The exact date that Mount Tambora erupted is lost to obscurity since the populace of the area was mostly killed. Those who were far enough for safety yet near enough to note the event didn’t make a priority of recording the date. Best estimates of modern science make the date for 10 April 1815.
The eruption event blew 100 cubic kilometers of pyroclastic trachyandesite into the air, and ripped about 4,000 feet off the top of the caldera—leaving the once 13,000 foot hight peak at about 9,000 feet. The explosion threw enough debris into the air that a mild volcanic winter resulted; it caused crop-killing frosts in North America in June, and dubbed 1816 to be The Year Without a Summer.

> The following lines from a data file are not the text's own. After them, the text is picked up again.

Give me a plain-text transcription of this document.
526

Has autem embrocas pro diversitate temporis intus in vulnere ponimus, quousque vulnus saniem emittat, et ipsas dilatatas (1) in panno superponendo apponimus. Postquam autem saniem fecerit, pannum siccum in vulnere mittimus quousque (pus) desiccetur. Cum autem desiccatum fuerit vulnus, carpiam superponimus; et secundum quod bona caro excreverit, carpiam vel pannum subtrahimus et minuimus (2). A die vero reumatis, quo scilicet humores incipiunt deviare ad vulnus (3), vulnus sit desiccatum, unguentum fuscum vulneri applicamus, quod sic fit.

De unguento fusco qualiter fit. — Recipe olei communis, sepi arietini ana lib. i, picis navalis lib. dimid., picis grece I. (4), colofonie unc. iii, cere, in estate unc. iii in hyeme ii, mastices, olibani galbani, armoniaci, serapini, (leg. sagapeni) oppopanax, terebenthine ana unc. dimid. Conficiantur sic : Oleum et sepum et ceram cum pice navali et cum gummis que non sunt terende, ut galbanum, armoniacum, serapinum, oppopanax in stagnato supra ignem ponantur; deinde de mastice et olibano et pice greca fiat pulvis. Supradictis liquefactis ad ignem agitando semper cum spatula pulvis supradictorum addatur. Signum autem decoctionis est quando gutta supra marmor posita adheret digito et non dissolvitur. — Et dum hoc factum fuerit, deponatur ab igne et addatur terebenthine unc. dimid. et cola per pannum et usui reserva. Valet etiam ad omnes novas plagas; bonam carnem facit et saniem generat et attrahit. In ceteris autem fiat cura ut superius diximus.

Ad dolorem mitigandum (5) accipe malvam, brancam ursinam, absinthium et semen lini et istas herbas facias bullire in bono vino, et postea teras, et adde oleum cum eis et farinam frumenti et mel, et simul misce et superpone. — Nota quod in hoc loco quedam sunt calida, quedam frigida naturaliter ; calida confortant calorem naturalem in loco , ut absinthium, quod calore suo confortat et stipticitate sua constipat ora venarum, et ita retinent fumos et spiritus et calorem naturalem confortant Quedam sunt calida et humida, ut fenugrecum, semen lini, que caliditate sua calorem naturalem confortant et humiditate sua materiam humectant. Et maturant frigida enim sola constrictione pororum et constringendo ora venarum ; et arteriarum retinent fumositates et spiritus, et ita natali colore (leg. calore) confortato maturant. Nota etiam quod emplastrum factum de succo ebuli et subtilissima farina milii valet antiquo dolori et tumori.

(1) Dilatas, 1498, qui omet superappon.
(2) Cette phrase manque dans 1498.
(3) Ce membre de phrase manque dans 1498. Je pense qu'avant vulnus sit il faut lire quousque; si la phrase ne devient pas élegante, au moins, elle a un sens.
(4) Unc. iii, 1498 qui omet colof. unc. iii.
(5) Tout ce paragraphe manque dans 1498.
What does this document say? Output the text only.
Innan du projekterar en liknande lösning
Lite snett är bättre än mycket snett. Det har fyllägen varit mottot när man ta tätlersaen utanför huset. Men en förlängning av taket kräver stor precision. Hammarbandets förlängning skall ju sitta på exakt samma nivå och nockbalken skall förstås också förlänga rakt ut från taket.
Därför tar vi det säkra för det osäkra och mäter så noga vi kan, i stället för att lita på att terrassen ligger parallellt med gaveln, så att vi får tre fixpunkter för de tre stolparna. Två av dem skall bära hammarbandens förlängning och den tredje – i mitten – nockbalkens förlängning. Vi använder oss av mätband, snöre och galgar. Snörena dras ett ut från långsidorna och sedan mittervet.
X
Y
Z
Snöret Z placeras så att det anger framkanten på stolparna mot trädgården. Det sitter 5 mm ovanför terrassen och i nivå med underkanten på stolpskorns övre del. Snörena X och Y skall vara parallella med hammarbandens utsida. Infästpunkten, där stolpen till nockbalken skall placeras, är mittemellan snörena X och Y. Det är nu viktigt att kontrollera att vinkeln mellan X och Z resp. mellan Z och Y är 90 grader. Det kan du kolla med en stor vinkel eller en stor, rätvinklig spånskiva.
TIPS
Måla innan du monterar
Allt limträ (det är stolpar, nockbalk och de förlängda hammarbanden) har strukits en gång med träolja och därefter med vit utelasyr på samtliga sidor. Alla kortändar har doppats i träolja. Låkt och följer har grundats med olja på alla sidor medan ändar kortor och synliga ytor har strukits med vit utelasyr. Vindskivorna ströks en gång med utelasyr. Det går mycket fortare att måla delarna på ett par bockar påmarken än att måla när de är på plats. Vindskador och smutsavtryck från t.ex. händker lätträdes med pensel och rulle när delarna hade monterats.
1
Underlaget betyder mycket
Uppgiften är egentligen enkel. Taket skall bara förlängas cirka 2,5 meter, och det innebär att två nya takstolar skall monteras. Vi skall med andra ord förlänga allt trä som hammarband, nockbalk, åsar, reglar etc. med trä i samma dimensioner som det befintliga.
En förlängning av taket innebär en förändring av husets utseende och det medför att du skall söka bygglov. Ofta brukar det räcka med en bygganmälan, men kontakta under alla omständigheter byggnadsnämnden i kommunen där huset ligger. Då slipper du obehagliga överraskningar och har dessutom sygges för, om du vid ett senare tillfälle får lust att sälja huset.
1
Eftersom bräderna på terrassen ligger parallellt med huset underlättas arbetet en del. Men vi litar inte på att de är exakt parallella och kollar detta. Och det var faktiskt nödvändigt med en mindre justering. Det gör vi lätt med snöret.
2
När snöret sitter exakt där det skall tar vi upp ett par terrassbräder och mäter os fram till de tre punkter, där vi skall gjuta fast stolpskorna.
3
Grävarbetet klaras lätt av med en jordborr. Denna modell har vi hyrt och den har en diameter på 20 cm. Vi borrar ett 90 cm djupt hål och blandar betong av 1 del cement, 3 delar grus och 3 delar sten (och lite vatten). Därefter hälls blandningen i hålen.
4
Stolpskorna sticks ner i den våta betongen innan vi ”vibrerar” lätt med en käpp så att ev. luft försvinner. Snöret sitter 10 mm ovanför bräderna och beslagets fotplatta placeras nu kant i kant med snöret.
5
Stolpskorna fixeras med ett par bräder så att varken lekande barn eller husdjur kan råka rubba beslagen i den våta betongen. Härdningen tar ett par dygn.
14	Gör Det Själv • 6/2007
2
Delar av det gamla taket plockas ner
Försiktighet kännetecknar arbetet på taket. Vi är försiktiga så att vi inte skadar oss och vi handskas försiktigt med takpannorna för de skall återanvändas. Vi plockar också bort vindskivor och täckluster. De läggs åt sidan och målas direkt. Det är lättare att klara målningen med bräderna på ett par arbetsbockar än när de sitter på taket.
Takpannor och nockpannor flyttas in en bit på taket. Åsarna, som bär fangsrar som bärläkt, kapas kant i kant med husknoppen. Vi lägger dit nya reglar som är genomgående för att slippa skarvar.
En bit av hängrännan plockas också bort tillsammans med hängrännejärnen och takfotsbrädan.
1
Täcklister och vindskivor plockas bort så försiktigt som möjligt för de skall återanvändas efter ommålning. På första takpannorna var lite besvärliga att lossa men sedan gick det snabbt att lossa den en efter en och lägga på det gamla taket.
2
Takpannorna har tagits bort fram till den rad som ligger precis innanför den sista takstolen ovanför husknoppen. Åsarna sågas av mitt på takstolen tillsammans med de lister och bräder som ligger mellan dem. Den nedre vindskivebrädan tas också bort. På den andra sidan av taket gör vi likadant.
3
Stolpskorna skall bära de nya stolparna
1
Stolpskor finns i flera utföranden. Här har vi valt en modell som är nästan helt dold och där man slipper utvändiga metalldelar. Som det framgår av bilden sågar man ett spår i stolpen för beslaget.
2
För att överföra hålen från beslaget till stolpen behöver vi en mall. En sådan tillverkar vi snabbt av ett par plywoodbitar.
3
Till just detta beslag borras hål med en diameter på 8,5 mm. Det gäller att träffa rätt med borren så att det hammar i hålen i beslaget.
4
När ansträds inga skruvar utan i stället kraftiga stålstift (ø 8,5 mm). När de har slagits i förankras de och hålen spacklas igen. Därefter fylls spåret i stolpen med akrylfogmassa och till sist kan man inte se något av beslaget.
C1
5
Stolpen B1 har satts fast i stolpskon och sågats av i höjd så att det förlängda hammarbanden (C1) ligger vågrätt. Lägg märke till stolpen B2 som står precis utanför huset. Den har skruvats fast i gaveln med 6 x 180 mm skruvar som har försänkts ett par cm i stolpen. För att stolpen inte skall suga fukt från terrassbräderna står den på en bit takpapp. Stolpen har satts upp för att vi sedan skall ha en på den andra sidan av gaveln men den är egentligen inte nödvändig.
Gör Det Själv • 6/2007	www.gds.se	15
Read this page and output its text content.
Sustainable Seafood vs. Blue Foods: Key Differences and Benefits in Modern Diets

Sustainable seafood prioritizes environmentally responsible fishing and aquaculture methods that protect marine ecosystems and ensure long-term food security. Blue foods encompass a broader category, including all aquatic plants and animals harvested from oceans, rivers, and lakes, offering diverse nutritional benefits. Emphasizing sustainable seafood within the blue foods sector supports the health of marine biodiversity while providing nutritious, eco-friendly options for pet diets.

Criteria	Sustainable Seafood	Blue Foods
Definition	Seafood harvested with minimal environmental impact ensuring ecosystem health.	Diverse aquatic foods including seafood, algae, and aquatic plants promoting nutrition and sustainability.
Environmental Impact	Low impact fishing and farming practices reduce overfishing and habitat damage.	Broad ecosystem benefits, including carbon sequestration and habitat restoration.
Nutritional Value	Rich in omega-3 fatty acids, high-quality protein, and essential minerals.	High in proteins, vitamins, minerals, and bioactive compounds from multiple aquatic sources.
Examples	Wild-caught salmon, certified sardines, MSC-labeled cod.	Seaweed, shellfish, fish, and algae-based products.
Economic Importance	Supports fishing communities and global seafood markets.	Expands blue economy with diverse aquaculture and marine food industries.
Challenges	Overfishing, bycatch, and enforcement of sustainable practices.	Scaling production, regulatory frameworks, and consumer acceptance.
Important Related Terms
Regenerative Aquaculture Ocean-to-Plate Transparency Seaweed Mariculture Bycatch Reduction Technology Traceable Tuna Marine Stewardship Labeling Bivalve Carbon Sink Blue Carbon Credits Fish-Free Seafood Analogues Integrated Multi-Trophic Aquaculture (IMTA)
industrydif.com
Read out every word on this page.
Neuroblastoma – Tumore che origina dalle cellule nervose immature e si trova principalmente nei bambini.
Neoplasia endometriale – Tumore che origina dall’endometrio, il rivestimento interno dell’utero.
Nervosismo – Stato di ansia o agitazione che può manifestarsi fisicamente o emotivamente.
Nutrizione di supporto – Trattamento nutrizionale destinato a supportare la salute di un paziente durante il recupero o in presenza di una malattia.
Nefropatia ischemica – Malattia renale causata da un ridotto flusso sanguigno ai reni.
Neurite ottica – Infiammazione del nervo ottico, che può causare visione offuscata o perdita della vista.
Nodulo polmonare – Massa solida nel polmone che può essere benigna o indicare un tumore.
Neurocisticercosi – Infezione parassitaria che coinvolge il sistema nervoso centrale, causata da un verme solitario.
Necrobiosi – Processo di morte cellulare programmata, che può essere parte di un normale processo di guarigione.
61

In North America, June generally brought average temperatures of about 68-77° Fahrenheit; in June of 1816 there were major snowstorms in Pennsylvania, crops were killed by frost, and rivers remained iced over. Food was scarce, and most items that were harvested were triple the price they had been the year previous. It’s impossible to know how many died from the resulting famine.
At the time, there was no known cause for the freakish weather, though Benjamin Franklin and his experiments with lightning were sometimes blamed for altering nature. Some think that the cold spurred expansion into the American midwest.
But one positive effect of the explosion: all the ash in the upper atmosphere makes for some colorful sunsets.